No sign of leaves turning in the big trees..
many of the smaller ones though (like my maples) have
There's a definite feel of autumn in the air.. brisk misty mornings and cooler evenings.  The pigeons and crows are gathering too.. I LOVE hearing the crows call - though it always reminds me of Hagrid's hut in the Harry Potter movies since watching them :)

Gemstone - Sapphire
Flower - Aster

Alpine Aster from Culpeppers Herbal 1812
Image Shrewsbury Museum Service

Anglo Saxons called September Haefest Monath - Harvest Month


I don't really have much trivia or folklore to bore you with :) for September.. This is the month when all educational establishments (here in the UK at least) go back after their summer breaks.  This is the first year in the last 15 where I don't have a child returning to full time school - though they are both still going to part time college, it feels very different.  No mad dash getting uniforms and equipment brought and ready.. no gloom from kids because of the impending return to school :)  I felt quite liberated while shopping seeing all the moms and kids scurrying round buying the necessities (moms with the usual harried look of 'Back to School' shopping trips).. knowing I didn't have to do that this year.
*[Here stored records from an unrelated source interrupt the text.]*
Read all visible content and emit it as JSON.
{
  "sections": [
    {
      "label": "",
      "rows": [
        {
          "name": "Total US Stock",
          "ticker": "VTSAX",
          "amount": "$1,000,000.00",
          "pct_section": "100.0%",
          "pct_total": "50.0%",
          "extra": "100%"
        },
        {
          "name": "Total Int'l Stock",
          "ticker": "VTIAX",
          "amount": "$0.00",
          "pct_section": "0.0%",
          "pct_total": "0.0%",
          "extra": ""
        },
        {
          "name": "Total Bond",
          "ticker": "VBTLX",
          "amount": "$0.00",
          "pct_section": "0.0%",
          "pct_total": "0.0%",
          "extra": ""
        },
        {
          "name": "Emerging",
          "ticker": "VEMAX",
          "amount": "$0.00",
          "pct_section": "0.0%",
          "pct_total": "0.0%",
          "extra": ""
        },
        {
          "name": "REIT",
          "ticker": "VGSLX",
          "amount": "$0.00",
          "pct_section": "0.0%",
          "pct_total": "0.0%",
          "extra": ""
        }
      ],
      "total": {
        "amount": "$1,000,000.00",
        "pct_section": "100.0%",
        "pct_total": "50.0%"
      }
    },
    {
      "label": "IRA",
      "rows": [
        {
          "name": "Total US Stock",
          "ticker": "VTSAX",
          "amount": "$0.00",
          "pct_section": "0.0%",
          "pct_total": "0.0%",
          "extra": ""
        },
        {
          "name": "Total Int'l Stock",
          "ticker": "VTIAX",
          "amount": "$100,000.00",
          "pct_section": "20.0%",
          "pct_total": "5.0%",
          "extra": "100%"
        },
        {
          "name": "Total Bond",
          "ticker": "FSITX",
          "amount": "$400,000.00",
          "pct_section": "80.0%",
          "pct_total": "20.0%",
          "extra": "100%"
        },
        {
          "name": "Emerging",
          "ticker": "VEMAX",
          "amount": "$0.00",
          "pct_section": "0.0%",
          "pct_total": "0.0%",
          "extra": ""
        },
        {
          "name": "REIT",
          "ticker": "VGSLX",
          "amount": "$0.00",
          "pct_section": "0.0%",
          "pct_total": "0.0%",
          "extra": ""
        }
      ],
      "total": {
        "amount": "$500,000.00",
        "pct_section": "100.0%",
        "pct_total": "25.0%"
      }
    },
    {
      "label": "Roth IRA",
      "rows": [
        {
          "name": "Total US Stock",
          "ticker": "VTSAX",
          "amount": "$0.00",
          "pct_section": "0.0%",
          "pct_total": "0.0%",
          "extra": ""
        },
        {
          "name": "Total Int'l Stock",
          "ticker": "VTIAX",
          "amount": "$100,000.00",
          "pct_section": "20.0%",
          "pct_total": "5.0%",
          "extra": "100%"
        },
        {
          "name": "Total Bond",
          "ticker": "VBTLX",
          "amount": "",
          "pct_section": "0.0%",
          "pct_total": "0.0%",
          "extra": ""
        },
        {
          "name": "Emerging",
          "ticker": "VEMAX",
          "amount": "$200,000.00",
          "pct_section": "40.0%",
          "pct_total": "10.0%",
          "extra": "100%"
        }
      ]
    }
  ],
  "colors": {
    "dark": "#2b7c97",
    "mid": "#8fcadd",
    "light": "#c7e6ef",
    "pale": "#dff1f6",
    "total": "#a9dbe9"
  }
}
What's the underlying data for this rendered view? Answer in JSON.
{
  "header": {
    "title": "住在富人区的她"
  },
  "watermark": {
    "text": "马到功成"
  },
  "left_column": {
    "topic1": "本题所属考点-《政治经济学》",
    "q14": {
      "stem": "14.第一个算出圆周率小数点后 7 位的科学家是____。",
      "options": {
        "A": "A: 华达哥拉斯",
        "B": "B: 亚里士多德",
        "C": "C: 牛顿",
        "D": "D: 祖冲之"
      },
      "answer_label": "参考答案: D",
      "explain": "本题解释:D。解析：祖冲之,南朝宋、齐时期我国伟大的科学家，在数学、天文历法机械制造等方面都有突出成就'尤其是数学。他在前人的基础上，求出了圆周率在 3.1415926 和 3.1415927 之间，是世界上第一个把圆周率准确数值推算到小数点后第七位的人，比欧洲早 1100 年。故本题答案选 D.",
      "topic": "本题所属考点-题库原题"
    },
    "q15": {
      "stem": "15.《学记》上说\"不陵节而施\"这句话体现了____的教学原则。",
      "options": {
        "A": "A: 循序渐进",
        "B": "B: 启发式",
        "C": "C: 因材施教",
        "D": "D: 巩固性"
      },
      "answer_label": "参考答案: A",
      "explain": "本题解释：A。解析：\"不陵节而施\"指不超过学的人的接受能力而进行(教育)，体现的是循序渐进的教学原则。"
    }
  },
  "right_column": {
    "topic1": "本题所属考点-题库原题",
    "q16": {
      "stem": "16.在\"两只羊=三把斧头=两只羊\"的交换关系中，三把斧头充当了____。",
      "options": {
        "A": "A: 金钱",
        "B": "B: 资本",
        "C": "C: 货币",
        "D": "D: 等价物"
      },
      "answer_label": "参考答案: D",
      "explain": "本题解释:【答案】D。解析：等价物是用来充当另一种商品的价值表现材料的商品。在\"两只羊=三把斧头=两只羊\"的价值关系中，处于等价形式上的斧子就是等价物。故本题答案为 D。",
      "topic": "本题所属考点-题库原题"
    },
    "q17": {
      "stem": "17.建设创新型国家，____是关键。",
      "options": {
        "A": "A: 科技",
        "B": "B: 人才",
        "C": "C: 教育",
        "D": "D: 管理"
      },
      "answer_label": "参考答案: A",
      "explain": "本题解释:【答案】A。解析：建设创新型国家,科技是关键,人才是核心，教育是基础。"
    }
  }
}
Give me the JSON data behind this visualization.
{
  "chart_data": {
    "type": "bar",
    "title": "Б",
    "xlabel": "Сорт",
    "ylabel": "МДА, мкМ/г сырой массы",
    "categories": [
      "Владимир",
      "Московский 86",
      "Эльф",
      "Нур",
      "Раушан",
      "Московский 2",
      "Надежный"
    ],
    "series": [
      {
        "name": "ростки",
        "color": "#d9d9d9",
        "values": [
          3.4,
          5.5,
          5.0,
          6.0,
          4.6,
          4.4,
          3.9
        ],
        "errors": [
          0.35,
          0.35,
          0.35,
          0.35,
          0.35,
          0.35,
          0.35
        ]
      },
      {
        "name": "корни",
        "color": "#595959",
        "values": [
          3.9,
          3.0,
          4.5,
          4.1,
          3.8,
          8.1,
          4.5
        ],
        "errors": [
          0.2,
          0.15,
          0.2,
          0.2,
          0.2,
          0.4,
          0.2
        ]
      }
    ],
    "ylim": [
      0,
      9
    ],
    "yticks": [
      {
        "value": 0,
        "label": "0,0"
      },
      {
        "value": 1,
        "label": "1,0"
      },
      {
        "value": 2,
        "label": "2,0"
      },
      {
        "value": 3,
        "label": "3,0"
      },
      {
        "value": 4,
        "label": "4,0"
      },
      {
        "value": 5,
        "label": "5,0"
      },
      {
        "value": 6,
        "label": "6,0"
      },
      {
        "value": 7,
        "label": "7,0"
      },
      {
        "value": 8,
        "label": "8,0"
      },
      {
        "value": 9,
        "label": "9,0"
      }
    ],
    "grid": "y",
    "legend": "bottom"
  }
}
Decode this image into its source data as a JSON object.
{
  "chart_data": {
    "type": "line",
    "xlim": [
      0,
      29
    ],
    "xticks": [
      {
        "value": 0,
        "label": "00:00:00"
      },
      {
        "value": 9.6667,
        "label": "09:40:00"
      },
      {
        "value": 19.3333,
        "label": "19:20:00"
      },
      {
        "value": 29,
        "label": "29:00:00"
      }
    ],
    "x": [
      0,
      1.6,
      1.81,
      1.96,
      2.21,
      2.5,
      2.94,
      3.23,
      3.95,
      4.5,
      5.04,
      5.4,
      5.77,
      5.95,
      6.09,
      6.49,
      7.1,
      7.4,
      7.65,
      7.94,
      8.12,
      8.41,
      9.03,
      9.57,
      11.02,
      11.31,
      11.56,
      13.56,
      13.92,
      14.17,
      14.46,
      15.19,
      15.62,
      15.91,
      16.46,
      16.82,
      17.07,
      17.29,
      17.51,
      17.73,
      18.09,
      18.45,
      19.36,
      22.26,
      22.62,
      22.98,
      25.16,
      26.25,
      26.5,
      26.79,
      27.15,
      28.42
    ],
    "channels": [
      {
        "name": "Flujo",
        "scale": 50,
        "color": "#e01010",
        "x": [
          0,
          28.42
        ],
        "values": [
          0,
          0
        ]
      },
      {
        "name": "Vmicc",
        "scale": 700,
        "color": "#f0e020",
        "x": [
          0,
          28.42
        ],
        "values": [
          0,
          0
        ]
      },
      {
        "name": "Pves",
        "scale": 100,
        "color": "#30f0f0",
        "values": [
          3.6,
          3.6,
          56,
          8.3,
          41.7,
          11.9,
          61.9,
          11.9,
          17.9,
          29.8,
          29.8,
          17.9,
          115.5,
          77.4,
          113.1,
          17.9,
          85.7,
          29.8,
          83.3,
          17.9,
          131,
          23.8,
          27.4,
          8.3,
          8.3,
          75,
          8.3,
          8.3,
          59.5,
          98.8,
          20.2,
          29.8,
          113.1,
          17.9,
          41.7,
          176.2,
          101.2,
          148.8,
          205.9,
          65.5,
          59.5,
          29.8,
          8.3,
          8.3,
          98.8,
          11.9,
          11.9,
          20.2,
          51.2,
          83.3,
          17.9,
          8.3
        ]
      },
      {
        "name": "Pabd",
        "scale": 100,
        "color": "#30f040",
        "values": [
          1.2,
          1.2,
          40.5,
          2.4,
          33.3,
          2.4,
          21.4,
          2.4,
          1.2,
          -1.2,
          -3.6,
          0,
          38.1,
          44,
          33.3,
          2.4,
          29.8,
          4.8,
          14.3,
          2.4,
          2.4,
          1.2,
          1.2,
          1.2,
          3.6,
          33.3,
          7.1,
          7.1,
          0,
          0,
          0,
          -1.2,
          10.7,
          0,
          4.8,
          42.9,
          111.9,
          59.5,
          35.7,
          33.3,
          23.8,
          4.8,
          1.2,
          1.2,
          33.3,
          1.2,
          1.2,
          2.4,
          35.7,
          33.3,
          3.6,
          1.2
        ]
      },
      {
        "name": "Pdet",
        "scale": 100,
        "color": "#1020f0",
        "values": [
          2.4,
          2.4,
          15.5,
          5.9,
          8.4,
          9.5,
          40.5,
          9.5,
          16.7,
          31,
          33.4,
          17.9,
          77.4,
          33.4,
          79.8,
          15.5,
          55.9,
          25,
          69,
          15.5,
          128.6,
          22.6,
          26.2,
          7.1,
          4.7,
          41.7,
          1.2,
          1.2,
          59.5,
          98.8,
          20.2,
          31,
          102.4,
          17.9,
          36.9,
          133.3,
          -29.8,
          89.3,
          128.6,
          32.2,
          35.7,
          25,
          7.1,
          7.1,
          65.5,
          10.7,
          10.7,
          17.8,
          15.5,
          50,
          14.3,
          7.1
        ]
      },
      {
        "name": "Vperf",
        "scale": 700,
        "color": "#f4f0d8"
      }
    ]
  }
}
I love watching the year roll round and the seasons turn.  We usually go watch the farmer harvest the wheat field next to our house in August.. when the kids were small he would wave at them every time the combine harvester thundered past (we were well back) he's very late this year though,  hope he comes soon or it'll be no good.

Well, I'll leave you with a little Keats - I love the first line.. so perfectly descriptive.

From John Keats' poem, To Autumn, 1820:


Season of mists and mellow fruitfulness,
Close bosom-friend of the maturing sun;
Conspiring with him how to load and bless
With fruit the vines that round the thatch-eves run;
To bend with apples the moss’d cottage-trees,
And fill all fruit with ripeness to the core;
To swell the gourd, and plump the hazel shells
With a sweet kernel; to set budding more,
And still more, later flowers for the bees,
Until they think warm days will never cease,
For Summer has o’er-brimm’d their clammy cells.